Andrew is Professor of Statistical Genetics in the Department of Biostatistics. His research focusses on the development, evaluation and application of methodology for the analysis of genome-wide association and sequencing studies. Key themes of his research include the aggregation of genetic data from diverse populations through trans-ethnic meta-analysis and fine-mapping of complex trait loci through integration with epigenomic and transcriptomic resources to identify causal genes underlying common human disease. He has co-led international collaborative efforts to enhance understanding of a wide range of complex traits, including type 2 diabetes, obesity and kidney function. His team have also focussed on the development of software tools to enable efficient analysis of “time-to-event” outcomes in pharmacogenetic studies of adverse drug reactions and treatment efficacy.
Cells in virtually all tissues are in contact with organized complexes of structural molecules collectively called the extracellular matrix (ECM). ECM induces a variety of signals that regulate the behavior of cells. As a consequence, tissues or organs keep their normal architecture and homeostasis. Aberrations in signal transduction from the ECM cause chronic degenerative and fibrotic disorders, and cancer progression. The focus of our research group is how drugs affect extracellular matrix (ECM) architecture and how dysregulation of cell-ECM interactions by drugs causes chronic fibrotic disorders and cancer. We utilize extensive mouse genetic approaches, including conditional knockout technology.

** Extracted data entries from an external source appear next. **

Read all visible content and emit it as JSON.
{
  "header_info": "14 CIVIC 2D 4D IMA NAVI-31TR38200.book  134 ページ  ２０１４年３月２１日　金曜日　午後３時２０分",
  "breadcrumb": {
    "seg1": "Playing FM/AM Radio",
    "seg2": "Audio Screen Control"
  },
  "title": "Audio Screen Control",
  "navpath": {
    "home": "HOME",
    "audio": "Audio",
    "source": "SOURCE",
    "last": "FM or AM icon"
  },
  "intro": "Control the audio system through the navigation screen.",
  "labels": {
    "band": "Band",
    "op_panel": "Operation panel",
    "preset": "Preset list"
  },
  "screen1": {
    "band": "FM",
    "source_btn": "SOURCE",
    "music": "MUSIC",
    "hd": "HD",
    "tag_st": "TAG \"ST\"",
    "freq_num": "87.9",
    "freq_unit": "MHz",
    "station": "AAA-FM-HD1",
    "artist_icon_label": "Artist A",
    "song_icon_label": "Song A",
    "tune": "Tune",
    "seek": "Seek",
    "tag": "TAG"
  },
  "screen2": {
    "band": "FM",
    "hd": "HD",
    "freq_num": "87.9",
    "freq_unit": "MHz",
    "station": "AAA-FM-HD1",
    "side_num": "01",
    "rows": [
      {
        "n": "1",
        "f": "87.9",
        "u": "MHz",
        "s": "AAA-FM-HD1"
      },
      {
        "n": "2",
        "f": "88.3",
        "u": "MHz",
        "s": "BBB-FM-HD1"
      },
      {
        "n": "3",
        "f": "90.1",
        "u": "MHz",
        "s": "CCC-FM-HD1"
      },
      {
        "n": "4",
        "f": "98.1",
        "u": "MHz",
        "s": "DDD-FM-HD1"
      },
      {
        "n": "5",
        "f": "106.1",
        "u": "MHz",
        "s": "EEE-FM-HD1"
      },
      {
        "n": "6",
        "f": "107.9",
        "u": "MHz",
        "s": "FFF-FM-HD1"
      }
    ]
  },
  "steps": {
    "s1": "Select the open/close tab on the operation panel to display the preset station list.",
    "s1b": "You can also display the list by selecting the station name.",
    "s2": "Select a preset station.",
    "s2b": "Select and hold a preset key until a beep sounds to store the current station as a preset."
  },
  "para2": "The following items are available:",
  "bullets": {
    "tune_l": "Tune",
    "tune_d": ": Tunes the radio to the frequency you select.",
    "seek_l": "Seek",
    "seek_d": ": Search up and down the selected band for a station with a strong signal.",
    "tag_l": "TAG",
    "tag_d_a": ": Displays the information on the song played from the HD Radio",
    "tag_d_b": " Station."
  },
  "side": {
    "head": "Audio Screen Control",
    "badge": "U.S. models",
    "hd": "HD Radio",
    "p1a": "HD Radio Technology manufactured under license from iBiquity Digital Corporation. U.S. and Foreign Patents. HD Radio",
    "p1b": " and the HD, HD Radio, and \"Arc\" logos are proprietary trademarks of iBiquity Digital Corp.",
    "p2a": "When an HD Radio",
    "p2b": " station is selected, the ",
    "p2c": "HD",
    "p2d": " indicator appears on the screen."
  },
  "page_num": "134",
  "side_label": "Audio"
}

Parveen's research focuses on cardiac and liver disease with a specialised interest into drug induced toxicity. The long term aim is to gain a greater understanding of the cellular mechanisms that result in disease, emphasising on key mechanisms and pathways of disease in order to identify clinically relevant therapeutic targets and early detection biomarkers. Parveen's team have a specialised focus on membrane protein physiology, cellular toxicity and the development of 3D cell culture models that emulate more in vivo like structures. For these experiments they apply conventional cell biology and biochemical techniques together with immunofluorescence as well as advanced proteomics and bioinformatics.
Shankar's laboratory is interested in exploring the potential use of small mall inhibitors of the BCL-2 family, also known as BH3 mimetics, in cancer therapy. They study this by assessing – (a) the effectiveness of BH3 mimetics as single agents or in combination with existing therapy in haematological malignancies and cancers of the head and neck as well as pancreas, (b) the role of metabolism in BH3 mimetic-mediated apoptosis, and how that can be exploited in a therapeutic context, and (c) the cellular and molecular mechanisms of BH3 mimetic-mediated apoptosis.
Immune checkpoint inhibitors are medicines that are used in the treatment of cancer to help the body’s own immune system attack the cancer cells. They have been shown to be highly effective but are associated with autoimmune reactions, such as skin rash, which can cause distress to the patient and prevent further courses of treatment being administered. Vincent’s research is focused on understanding the mechanisms of cutaneous toxicity, using modern laboratory techniques such as CyTOF and tissue samples from patients, so that we can avoid these reactions in future drugs and develop treatments for the autoimmune reactions.